I tried to remember, tried to put myself back in my truck that previous night. Were there lights behind me? “I’m sorry,” I said. “I can’t say for sure. I didn’t notice anybody following me, but I can’t swear that it didn’t happen.”
“Could it have been somebody else?” he said. “Maybe she called somebody.”
“There’s no phone here,” I said. “And she couldn’t have called anyone from the bar before I got there. She hadn’t even met me yet. Although…”
“What is it?”
“At the bar,” I said. “I remember having this funny feeling. Like we were being watched.”
“Bruckman?”
“No. I would have noticed him. But maybe somebody else was there. One of his hockey goons maybe.”
“Well, let’s call in what we’ve got,” he said. “Whatever little that
may be.”
The brief window of sunlight had disappeared. The sky was clouding over again and it suddenly felt twenty degrees colder. From behind the cabin we could hear the whine of a snowmobile. It grew louder and louder as the machine came closer.
“A snowmobile,” I said. “That’s how he could have gotten here.”
“How do you know?”
“There’s a trail that runs right behind these cabins,” I said. “On the state land. That’s why there were no tire tracks this morning.”
“Makes sense,” he said. “Let’s see that trail.”
I walked them around the cabin, deep into the pine trees. We had to work hard at it. In spots where the snow had drifted it was almost up to our waists.

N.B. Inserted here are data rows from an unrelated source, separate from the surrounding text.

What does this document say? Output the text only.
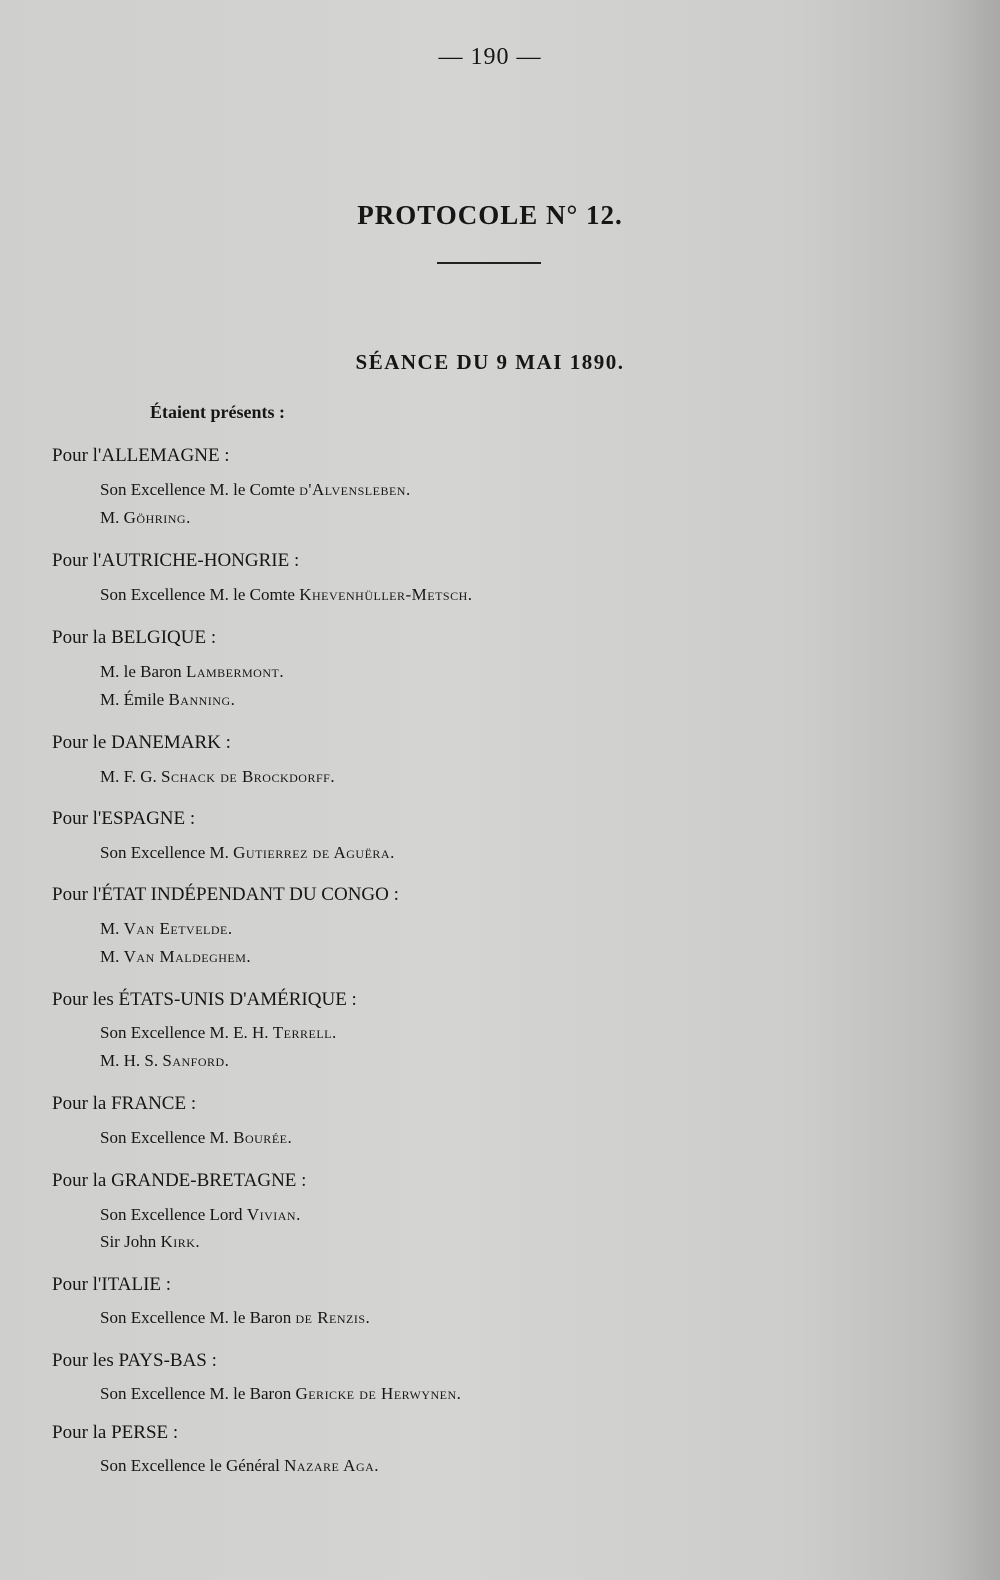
— 190 —
PROTOCOLE N° 12.
SÉANCE DU 9 MAI 1890.
Étaient présents :
Pour l'ALLEMAGNE :
Son Excellence M. le Comte d'Alvensleben.
M. Göhring.
Pour l'AUTRICHE-HONGRIE :
Son Excellence M. le Comte Khevenhüller-Metsch.
Pour la BELGIQUE :
M. le Baron Lambermont.
M. Émile Banning.
Pour le DANEMARK :
M. F. G. Schack de Brockdorff.
Pour l'ESPAGNE :
Son Excellence M. Gutierrez de Aguëra.
Pour l'ÉTAT INDÉPENDANT DU CONGO :
M. Van Eetvelde.
M. Van Maldeghem.
Pour les ÉTATS-UNIS D'AMÉRIQUE :
Son Excellence M. E. H. Terrell.
M. H. S. Sanford.
Pour la FRANCE :
Son Excellence M. Bourée.
Pour la GRANDE-BRETAGNE :
Son Excellence Lord Vivian.
Sir John Kirk.
Pour l'ITALIE :
Son Excellence M. le Baron de Renzis.
Pour les PAYS-BAS :
Son Excellence M. le Baron Gericke de Herwynen.
Pour la PERSE :
Son Excellence le Général Nazare Aga.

“Here,” I said, fighting to catch my breath. The trail ran parallel to my road. As long as he had a general idea where I lived, he could have done it this way. Maybe he didn’t even know which cabin she was in. Maybe he just skipped mine, started with hers, and got lucky.
The deputies looked up and down the trail. “Lot of tracks out here,” the woman said. “We’d never know which one was his.”
At that moment a snowmobile came through the trees. I winced at the noise. The driver slowed down when he saw us. Both of the deputies raised their hands for him to stop.
“What’s the problem, guys?” he said after flipping his visor open. “I wasn’t going too fast, was I?” I recognized the man. He was staying in the farthest cabin with a few other guys from Saginaw.
“Were you on this trail last night?” the male deputy asked him.
“Yes,” the man said. I could hear the apprehension in his voice. “But I was taking it easy, I swear. I know there are cabins nearby.”
“There’s no problem,” he said. “We’re just wondering if you saw any other snowmobiles. Like around…” He looked over at me.